The government needs to do much more to bring stakeholders together if it is to successfully implement autonomous vehicles (AVs) in the UK, we have told the Law Commission’s consultation on the introduction of AVs in the UK.
In our response to the regulatory framework consultation for the safe deployment of AVs in the UK, which closed yesterday, we confirmed our belief that government need to work centrally to further facilitate meetings and communication between various stakeholders, and in particular between insurers and manufacturers.
We recognise that while there have been some steps from government to make this happen, a lot more needs to be done if it is to improve underwriting and the provision of insurance for autonomous vehicles. We have also said that the role of the “user-in-charge” - the person operating the controls of the automated vehicle when not in autonomous mode – must be made clear now and cannot wait until the technology further develops.
The point at which the human user-in-charge becomes liable will be heavily dependent on evidence as to how and when the autonomous systems took control, whether they should have taken control, and how and when the user tried to take back control. It is therefore imperative that motor manufacturers give court experts and insurers ready and unfettered access to event data records and sensor data from vehicles in civil and criminal litigation involving AVs.
We are urging caution when assigning criminal liability to a user-in-charge for failing to take steps to avert the risk of serious injury: Assessing whether the user in charge could have taken steps to avert a serious injury/accident would be highly fact sensitive. We believe the onus on the user in those circumstances would be far lower compared with the driver of a manual vehicle.
We believe that legislation should be amended to place the onus on manufacturers to ensure, by design, that AVs cannot start their journey until safety-critical software updates are uploaded or it is confirmed that such software is already up to date – it makes no practical real-world sense to place this onus on the user-in-charge or driver or owner – in much the same way that many vehicles will not allow the driver to set off if their seat belt has not been put in place.
Key to all of this, we have said, is the need for motor manufacturers to share data, particularly when it comes to determining at what point a user-in-charge becomes liable from a criminal and civil perspective for the operation of an AV.
We are calling for the establishment of objective data standards (for accessing internal and external vehicle systems, EDR, ADS, sensors) and an objective standard for dashboards and HUDs (universal symbols and iconography etc.).
We also believe that further guidance will be required for the judiciary.

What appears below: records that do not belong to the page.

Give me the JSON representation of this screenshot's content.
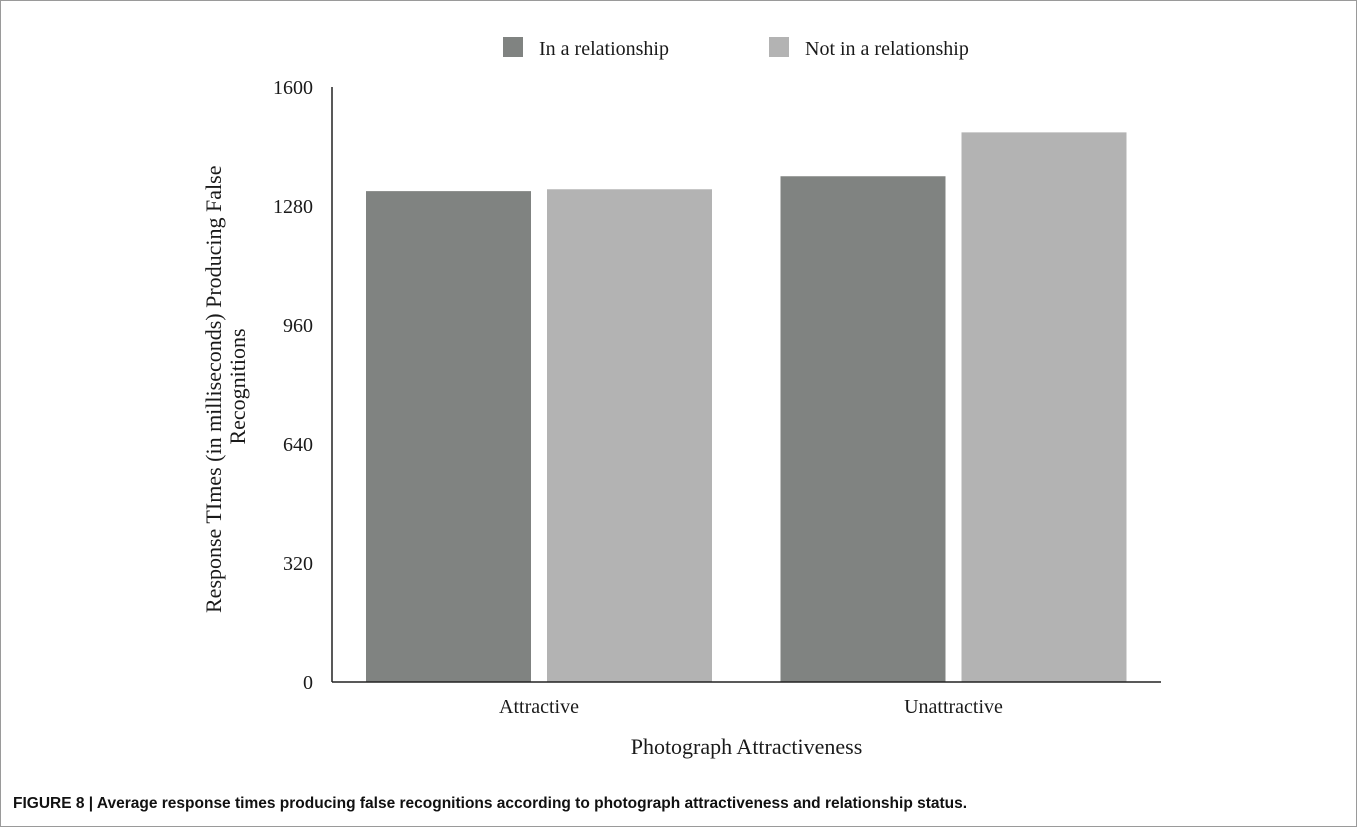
{
  "caption": "FIGURE 8 | Average response times producing false recognitions according to photograph attractiveness and relationship status.",
  "chart_data": {
    "type": "bar",
    "categories": [
      "Attractive",
      "Unattractive"
    ],
    "series": [
      {
        "name": "In a relationship",
        "values": [
          1320,
          1360
        ],
        "color": "#808381"
      },
      {
        "name": "Not in a relationship",
        "values": [
          1325,
          1478
        ],
        "color": "#b3b3b3"
      }
    ],
    "xlabel": "Photograph Attractiveness",
    "ylabel_lines": [
      "Response TImes (in milliseconds) Producing False",
      "Recognitions"
    ],
    "ylim": [
      0,
      1600
    ],
    "yticks": [
      0,
      320,
      640,
      960,
      1280,
      1600
    ],
    "legend_position": "top",
    "grid": false
  }
}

With court time and judicial resource very limited (both in civil and criminal litigation), judges are likely to take an ‘aerial’ view of which road users (including users of AVs) are at fault. For the sake of expediency, judges are very likely to adopt a similar standard of driving for the artificial intelligence in an AV as of a driver in a manually-controlled vehicle. Doing so could risk miscarriages of justice / unfairness (and therefore satellite litigation). As a minimum, guidance on how and when vehicles move in and out of autonomous mode will be crucial.
Alongside this, we have once again called for a government-led public information campaign about autonomous vehicles: The views of a large cross-section of society in the UK need to be monitored. There is an education piece for the public which again must be government-led, but with the support of the various stakeholders – to avoid the very real possibility that the public will take a negative view of autonomous vehicle technology and inhibit rollout and public uptake and trust.
Research carried out on behalf of Kennedys found that only 44% of UK adults back driverless cars on UK roads.